Sánchez speaks of a “more just, dignified, equitable and committed Europe”

“Spain advances in rights and social justice. That is the way. Let us continue to work together for a fairer, more dignified, equitable and committed Europe with people”, replied Spanish President Pedro Sánchez via Twitter.

For Sassoli, economic reconstruction is not just about approving emergency measures, but “changing the main lines that have governed Europe for the last 20 years”. “The neoliberal model that led the Union to difficulties and imbalances cannot have a role in this new phase”, he said.
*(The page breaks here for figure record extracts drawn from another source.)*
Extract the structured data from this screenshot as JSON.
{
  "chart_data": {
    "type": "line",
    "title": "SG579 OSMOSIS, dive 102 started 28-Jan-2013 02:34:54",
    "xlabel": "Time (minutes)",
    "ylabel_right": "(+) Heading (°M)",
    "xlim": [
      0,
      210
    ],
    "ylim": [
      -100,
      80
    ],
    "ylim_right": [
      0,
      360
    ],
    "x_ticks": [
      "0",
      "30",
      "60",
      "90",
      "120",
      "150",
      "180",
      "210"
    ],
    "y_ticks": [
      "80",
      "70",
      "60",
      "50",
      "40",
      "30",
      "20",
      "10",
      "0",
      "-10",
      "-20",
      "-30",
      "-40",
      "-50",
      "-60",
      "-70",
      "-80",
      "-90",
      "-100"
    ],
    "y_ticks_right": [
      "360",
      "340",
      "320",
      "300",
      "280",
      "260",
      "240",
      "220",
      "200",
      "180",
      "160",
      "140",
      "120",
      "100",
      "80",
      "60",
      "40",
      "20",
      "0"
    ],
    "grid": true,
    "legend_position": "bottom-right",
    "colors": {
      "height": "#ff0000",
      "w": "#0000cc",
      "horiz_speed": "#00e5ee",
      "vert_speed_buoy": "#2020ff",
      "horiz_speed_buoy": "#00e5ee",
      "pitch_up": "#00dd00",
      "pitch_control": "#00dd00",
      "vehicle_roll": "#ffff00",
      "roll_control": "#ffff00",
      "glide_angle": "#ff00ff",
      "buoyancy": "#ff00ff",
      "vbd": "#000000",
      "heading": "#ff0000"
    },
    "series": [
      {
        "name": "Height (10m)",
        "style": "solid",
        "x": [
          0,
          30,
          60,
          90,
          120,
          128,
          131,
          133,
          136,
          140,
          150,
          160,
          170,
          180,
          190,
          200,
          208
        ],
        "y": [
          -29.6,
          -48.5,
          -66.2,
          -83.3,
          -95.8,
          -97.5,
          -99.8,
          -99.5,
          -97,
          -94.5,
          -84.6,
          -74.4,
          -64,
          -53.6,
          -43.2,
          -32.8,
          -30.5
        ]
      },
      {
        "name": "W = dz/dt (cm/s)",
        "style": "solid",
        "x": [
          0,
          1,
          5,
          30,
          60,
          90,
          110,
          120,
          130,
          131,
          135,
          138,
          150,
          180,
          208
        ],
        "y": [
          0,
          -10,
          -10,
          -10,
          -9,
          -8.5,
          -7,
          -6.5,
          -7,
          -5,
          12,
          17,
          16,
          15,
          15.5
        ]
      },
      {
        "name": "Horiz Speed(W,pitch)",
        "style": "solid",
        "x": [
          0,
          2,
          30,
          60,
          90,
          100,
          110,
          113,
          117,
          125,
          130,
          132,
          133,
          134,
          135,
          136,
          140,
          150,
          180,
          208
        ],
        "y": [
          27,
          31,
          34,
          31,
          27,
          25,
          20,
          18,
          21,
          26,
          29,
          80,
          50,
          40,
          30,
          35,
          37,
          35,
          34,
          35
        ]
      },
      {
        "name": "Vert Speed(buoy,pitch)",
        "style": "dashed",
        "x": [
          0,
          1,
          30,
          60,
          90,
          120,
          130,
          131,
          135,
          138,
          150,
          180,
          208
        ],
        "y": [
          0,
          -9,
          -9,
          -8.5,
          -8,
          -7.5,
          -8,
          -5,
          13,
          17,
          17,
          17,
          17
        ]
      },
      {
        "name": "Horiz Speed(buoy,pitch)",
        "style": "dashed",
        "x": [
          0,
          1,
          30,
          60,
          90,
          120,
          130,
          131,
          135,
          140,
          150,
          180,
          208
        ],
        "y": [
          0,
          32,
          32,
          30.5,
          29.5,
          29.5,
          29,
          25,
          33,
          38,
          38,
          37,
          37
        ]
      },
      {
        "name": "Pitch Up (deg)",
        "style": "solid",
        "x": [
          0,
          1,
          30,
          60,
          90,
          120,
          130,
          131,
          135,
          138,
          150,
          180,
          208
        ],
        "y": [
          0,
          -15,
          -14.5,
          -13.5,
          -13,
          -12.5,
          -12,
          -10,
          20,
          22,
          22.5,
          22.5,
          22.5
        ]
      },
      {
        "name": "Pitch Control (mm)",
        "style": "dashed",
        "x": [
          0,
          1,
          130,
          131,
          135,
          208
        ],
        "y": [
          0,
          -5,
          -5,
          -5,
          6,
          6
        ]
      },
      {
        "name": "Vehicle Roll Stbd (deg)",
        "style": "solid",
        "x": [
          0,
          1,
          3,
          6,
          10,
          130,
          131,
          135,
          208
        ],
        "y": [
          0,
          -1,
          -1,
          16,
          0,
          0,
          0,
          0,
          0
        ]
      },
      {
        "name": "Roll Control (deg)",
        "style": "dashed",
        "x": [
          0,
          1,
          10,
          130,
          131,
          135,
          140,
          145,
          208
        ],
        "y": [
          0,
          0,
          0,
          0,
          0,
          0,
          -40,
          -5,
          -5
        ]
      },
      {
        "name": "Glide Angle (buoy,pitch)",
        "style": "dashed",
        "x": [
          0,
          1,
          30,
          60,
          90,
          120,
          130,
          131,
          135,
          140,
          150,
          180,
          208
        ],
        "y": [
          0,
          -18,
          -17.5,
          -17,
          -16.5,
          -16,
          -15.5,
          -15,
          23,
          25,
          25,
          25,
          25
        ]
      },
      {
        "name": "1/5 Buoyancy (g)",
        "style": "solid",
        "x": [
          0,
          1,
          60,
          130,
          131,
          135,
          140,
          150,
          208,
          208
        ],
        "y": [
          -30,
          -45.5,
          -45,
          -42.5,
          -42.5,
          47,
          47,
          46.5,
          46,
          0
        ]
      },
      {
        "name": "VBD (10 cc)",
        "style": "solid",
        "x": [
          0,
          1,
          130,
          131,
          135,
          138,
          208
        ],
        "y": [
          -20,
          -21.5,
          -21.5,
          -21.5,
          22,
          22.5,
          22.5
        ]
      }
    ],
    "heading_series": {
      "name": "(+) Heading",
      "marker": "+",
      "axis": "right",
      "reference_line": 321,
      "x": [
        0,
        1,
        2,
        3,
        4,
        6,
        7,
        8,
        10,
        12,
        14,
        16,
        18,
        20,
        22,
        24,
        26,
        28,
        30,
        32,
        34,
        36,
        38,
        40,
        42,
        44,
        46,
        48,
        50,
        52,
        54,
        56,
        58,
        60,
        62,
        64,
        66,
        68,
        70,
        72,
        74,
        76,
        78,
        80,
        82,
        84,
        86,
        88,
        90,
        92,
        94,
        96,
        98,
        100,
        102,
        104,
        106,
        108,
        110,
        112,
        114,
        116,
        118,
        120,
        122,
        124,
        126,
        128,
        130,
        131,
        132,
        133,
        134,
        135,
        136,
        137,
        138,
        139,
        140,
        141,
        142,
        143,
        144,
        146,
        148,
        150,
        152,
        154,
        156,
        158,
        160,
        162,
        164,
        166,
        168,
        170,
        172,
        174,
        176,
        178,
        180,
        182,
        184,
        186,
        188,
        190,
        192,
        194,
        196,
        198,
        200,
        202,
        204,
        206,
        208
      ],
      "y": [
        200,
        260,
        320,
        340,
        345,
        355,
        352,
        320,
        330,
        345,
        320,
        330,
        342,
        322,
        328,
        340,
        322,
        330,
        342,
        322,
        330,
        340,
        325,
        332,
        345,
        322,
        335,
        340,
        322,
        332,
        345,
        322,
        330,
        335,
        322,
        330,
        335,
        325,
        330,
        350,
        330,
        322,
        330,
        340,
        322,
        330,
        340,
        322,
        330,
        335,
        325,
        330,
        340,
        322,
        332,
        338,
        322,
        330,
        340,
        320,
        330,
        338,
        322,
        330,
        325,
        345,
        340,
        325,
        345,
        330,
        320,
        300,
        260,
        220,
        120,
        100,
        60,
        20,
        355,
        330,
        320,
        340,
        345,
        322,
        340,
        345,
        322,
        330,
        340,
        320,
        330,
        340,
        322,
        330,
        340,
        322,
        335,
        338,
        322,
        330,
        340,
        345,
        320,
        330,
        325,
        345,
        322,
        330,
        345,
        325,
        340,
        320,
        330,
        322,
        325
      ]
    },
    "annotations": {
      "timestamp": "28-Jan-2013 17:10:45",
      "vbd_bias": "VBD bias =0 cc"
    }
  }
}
In this environment of change, he asked to involve citizens and protect the most vulnerable, basing the new model on the green economy, sustainability and the digital transition.


The minimum vital income can be requested from this Monday

The minimum vital income may be requested from this Monday, June 15, and guarantees an income of between 462 and 1,015 euros depending on the members who live in the requesting household.

Among the various assumptions, the guaranteed income in one-person households is 5,538 euros per year (up to 462 euros for each of the twelve payments), if two adults live together it amounts to 7,200 euros per year (up to 600 per pay), if the household forms with an adult and a child are 8,418 euros per year (702 euros per pay maximum), if they are two adults and a child the total rises to 8,861 euros per year (738 euros per pay); and in homes of two adults and two children, the covered income goes to 10,523 euros (877 euros in each maximum payment). The highest amount, of 12,184 euros per year or 1,015 euros per month, will be charged in households with 2 adults and 3 or more children; 3 adults and 2 or more children; or 4 adults and a child.